Importance of System Design & Architecture
By Solaman (Soul) Huq
Why LandShuffle?
We wanted to shake up the meta in our 4X game, “War Dragons,” with an exciting new feature for its world map: LandShuffle. It would seasonally generate a new map and shuffle around all players, castles, and troops into the new map. This huge disruption would encourage players to battle and compete for land.
Maintaining such a feature can create a Quality of Life nightmare for the developers without the right architecture. In this post, we will talk about a few ways we tackled those challenges.
Scale It Up — Saving Map Data to the Cloud
Before LandShuffle, our map data was static and defined in the code. While this was easy to maintain, modifying those static files and uploading them for tests and hotfixes could become time-consuming.
Our solution was to instead maintain our metadata and binaries in S3 and distribute it via our Content Delivery Network (CDN). This massively simplified the LandShuffle release pipeline; Once the data was generated and uploaded to S3, our backend instances and client builds could both immediately start using the data.
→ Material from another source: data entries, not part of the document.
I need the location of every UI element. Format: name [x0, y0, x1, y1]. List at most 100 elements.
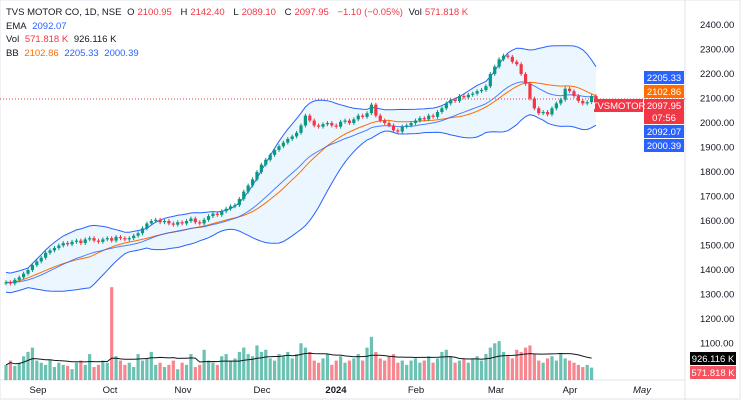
volume-bar	[88, 354, 92, 380]
volume-bar	[532, 354, 536, 380]
chart-legend: TVS MOTOR CO, 1D, NSE O 2100.95 H 2142.40 …	[6, 6, 474, 60]
volume-bar	[545, 358, 550, 380]
candle	[541, 111, 545, 114]
volume-bar	[83, 364, 87, 380]
candle	[387, 123, 391, 126]
ema-tag: 2092.07	[647, 127, 681, 138]
candle	[184, 221, 189, 224]
volume-bar	[202, 349, 206, 380]
volume-bar	[312, 360, 316, 380]
candle	[405, 125, 409, 127]
volume-bar	[8, 360, 13, 380]
x-tick-label: Mar	[488, 385, 504, 396]
candle	[264, 159, 268, 165]
vol-ma-value: 926.116 K	[73, 34, 117, 45]
ema-value: 2092.07	[32, 20, 67, 32]
volume-bar	[427, 356, 431, 380]
candle	[352, 119, 356, 123]
bb-legend-row[interactable]: BB 2102.86 2205.33 2000.39	[6, 47, 474, 61]
volume-bar	[519, 351, 523, 380]
symbol-legend-row: TVS MOTOR CO, 1D, NSE O 2100.95 H 2142.40 …	[6, 6, 474, 20]
volume-bar	[334, 360, 338, 380]
candle	[510, 56, 514, 62]
volume-bar	[343, 362, 347, 380]
vol: 571.818 K	[424, 7, 469, 18]
candle	[237, 198, 241, 206]
candle	[449, 99, 453, 104]
candle	[493, 66, 497, 74]
candle	[532, 98, 536, 109]
candle	[418, 118, 422, 121]
candle	[114, 236, 118, 241]
volume-bar	[61, 364, 65, 380]
symbol-name[interactable]: TVS MOTOR CO, 1D, NSE	[6, 7, 122, 18]
volume-ma-line	[5, 352, 592, 366]
vol-legend-row[interactable]: Vol 571.818 K 926.116 K	[6, 33, 474, 47]
bb-fill	[6, 45, 596, 293]
volume-bar	[281, 356, 285, 380]
volume-bar	[193, 367, 197, 380]
volume-bar	[92, 367, 96, 380]
candle	[519, 64, 523, 74]
candle	[70, 241, 74, 245]
candle	[347, 120, 352, 123]
y-tick-label: 1500.00	[700, 241, 734, 252]
volume-bar	[330, 364, 334, 380]
candle	[444, 103, 448, 109]
candle	[457, 96, 462, 101]
volume-bar	[211, 362, 215, 380]
volume-bar	[57, 362, 61, 380]
volume-bar	[74, 362, 79, 380]
bb-lower-tag-bg	[644, 139, 684, 152]
y-tick-label: 1100.00	[700, 339, 734, 350]
candle	[317, 125, 321, 127]
volume-bar	[272, 360, 277, 380]
volume-bar	[308, 351, 312, 380]
y-tick-label: 1700.00	[700, 192, 734, 203]
volume-bar	[26, 351, 30, 380]
candle	[422, 118, 426, 120]
volume-bar	[206, 360, 211, 380]
volume-bar	[52, 367, 57, 380]
candle	[259, 164, 263, 172]
candle	[581, 100, 585, 104]
price-tag-bg	[644, 99, 684, 124]
volume-bar	[453, 362, 457, 380]
candle	[105, 238, 109, 240]
candle	[132, 235, 136, 239]
candle	[193, 218, 197, 223]
volume-bar	[581, 367, 585, 380]
countdown-tag: 07:56	[652, 113, 676, 124]
candle	[361, 115, 365, 117]
candle	[321, 124, 325, 127]
bb-basis-tag-bg	[644, 85, 684, 98]
candle	[13, 279, 17, 284]
candle	[594, 96, 598, 99]
candle	[303, 115, 308, 126]
candle	[206, 216, 211, 220]
candle	[479, 89, 484, 92]
volume-bar	[541, 362, 545, 380]
volume-bar	[501, 351, 506, 380]
candle	[250, 179, 255, 186]
volume-bar	[449, 356, 453, 380]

Multitenancy — Isolating Map Data
Our initial implementation had almost no tech to deal with multiple maps, as there was one map and multiple tutorial maps that rarely changed. For LandShuffle, though, this posed a unique challenge, as we wanted the ability to safely switch back to a prior version of the map if anything went wrong with the shuffle.
We used Google App Engine (GAE) Datastore’s namespacing to separate data into isolated partitions. This provided us with security by making it impossible to access data across different namespaces. Secondly, by generating new maps in a new namespace, the old data remained entirely untouched. Performing a rollback was as easy as pointing to the old data.
Access Control — Kingdom Access
Isolating data alone wasn’t enough. We needed to sort out how client devices and all of our backend services knew which map to point to. To introduce this logic, we were staring at refactoring 10,000+ lines of code!
To navigate this challenge, we designed a Kingdom Access Control mechanism to facilitate pointing servers to the correct map. During the release process, we would set up a staging server to point to the new map, and once it was verified and tested we’d point our main servers to the new map. We integrated this control mechanism into our model classes to automatically modify the datastore key to access the correct map’s data. These strategies combined helped us achieve our goals with minimal refactoring. All of our existing APIs were now always pointing to the right data. We also built web tools to generate diffs between different servers.
The Outcome
All in all, the architectural decisions we made ended up proving extremely beneficial. We could play-test the entire process repeatedly in production without affecting real players.
These changes also allowed us to reduce our overall release process from 20 hours to a 2-hour process that required no engineering support.